The current contract says retiring employees will receive health benefits until age 65 or until they become eligible for Medicare. However, it also provided a retirement incentive that provided employees 100% of their last year’s salary if they retire by August 31 after attaining age 55. The board withdrew that latter provision, based on its reading of two federal court decisions: Erie County Association vs. County of Erie and AARP vs. Equal Employment Opportunity Commission , according to the (Wilkes Barre, Pennsylvania) Times Leader.
The federal ruling, which is being appealed, was based on a practice where retired employees below age 65 were given better health-care coverage than those who were eligible for Medicare. Health-care coverage to fill the gap between the time of retirement and when a employee is eligible for Medicare was ruled to be age discrimination by the federal court (see Federal Judge Tosses EEOC Retiree Health Benefit Exemption ).
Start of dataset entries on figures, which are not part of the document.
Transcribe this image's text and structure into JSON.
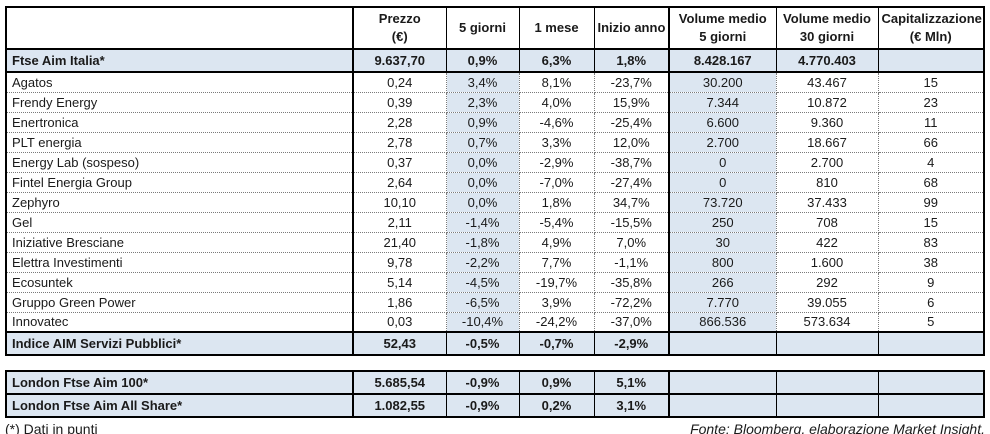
{
  "colors": {
    "highlight_blue": "#dce6f1",
    "border_black": "#000000",
    "text": "#1a1a1a"
  },
  "main_table": {
    "headers": [
      {
        "l1": "",
        "l2": ""
      },
      {
        "l1": "Prezzo",
        "l2": "(€)"
      },
      {
        "l1": "5 giorni",
        "l2": ""
      },
      {
        "l1": "1 mese",
        "l2": ""
      },
      {
        "l1": "Inizio anno",
        "l2": ""
      },
      {
        "l1": "Volume medio",
        "l2": "5 giorni"
      },
      {
        "l1": "Volume medio",
        "l2": "30 giorni"
      },
      {
        "l1": "Capitalizzazione",
        "l2": "(€ Mln)"
      }
    ],
    "rows": [
      {
        "name": "Ftse Aim Italia*",
        "type": "index",
        "values": [
          "9.637,70",
          "0,9%",
          "6,3%",
          "1,8%",
          "8.428.167",
          "4.770.403",
          ""
        ]
      },
      {
        "name": "Agatos",
        "type": "stock",
        "values": [
          "0,24",
          "3,4%",
          "8,1%",
          "-23,7%",
          "30.200",
          "43.467",
          "15"
        ]
      },
      {
        "name": "Frendy Energy",
        "type": "stock",
        "values": [
          "0,39",
          "2,3%",
          "4,0%",
          "15,9%",
          "7.344",
          "10.872",
          "23"
        ]
      },
      {
        "name": "Enertronica",
        "type": "stock",
        "values": [
          "2,28",
          "0,9%",
          "-4,6%",
          "-25,4%",
          "6.600",
          "9.360",
          "11"
        ]
      },
      {
        "name": "PLT energia",
        "type": "stock",
        "values": [
          "2,78",
          "0,7%",
          "3,3%",
          "12,0%",
          "2.700",
          "18.667",
          "66"
        ]
      },
      {
        "name": "Energy Lab (sospeso)",
        "type": "stock",
        "values": [
          "0,37",
          "0,0%",
          "-2,9%",
          "-38,7%",
          "0",
          "2.700",
          "4"
        ]
      },
      {
        "name": "Fintel Energia Group",
        "type": "stock",
        "values": [
          "2,64",
          "0,0%",
          "-7,0%",
          "-27,4%",
          "0",
          "810",
          "68"
        ]
      },
      {
        "name": "Zephyro",
        "type": "stock",
        "values": [
          "10,10",
          "0,0%",
          "1,8%",
          "34,7%",
          "73.720",
          "37.433",
          "99"
        ]
      },
      {
        "name": "Gel",
        "type": "stock",
        "values": [
          "2,11",
          "-1,4%",
          "-5,4%",
          "-15,5%",
          "250",
          "708",
          "15"
        ]
      },
      {
        "name": "Iniziative Bresciane",
        "type": "stock",
        "values": [
          "21,40",
          "-1,8%",
          "4,9%",
          "7,0%",
          "30",
          "422",
          "83"
        ]
      },
      {
        "name": "Elettra Investimenti",
        "type": "stock",
        "values": [
          "9,78",
          "-2,2%",
          "7,7%",
          "-1,1%",
          "800",
          "1.600",
          "38"
        ]
      },
      {
        "name": "Ecosuntek",
        "type": "stock",
        "values": [
          "5,14",
          "-4,5%",
          "-19,7%",
          "-35,8%",
          "266",
          "292",
          "9"
        ]
      },
      {
        "name": "Gruppo Green Power",
        "type": "stock",
        "values": [
          "1,86",
          "-6,5%",
          "3,9%",
          "-72,2%",
          "7.770",
          "39.055",
          "6"
        ]
      },
      {
        "name": "Innovatec",
        "type": "stock",
        "values": [
          "0,03",
          "-10,4%",
          "-24,2%",
          "-37,0%",
          "866.536",
          "573.634",
          "5"
        ]
      },
      {
        "name": "Indice AIM Servizi Pubblici*",
        "type": "index",
        "values": [
          "52,43",
          "-0,5%",
          "-0,7%",
          "-2,9%",
          "",
          "",
          ""
        ]
      }
    ]
  },
  "second_table": {
    "rows": [
      {
        "name": "London Ftse Aim 100*",
        "type": "index",
        "values": [
          "5.685,54",
          "-0,9%",
          "0,9%",
          "5,1%",
          "",
          "",
          ""
        ]
      },
      {
        "name": "London Ftse Aim All Share*",
        "type": "index",
        "values": [
          "1.082,55",
          "-0,9%",
          "0,2%",
          "3,1%",
          "",
          "",
          ""
        ]
      }
    ]
  },
  "footer": {
    "note": "(*) Dati in punti",
    "source": "Fonte: Bloomberg, elaborazione Market Insight."
  }
}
Three of the five educators represented in the most recent action had intended to retire this year, but changed their mind because of the board’s change in the incentive package, according to The Citizen’s Voice. “We were denied early retirement incentives,” Clare Myers, one of the five, said, according to the report. “We are going to have to pay something no one else had to.”
The retirement incentives that were offered are illegal, said John “Jack” Dean, the school board solicitor, according to the report. “This has nothing to do with age,” Dean said. “We have to comply with the law.”
In the AARP case, the lobbying group had challenged an April 2004 EEOC rule that attempted to clarify that employers would not be construed as violating the Age Discrimination in Employment Act (ADEA) if they provide greater health benefits to individuals who retiree early and are not yet eligible for Medicare than they provide to retirees who are 65 or older and qualify for Medicare benefits (See EEOC Approves ‘Erie County’ Exemption ). Supporters of the EEOC rule had argued that employers facing skyrocketing costs might stop offering retiree benefits if they were forced to provide the same level of care to younger and older retirees.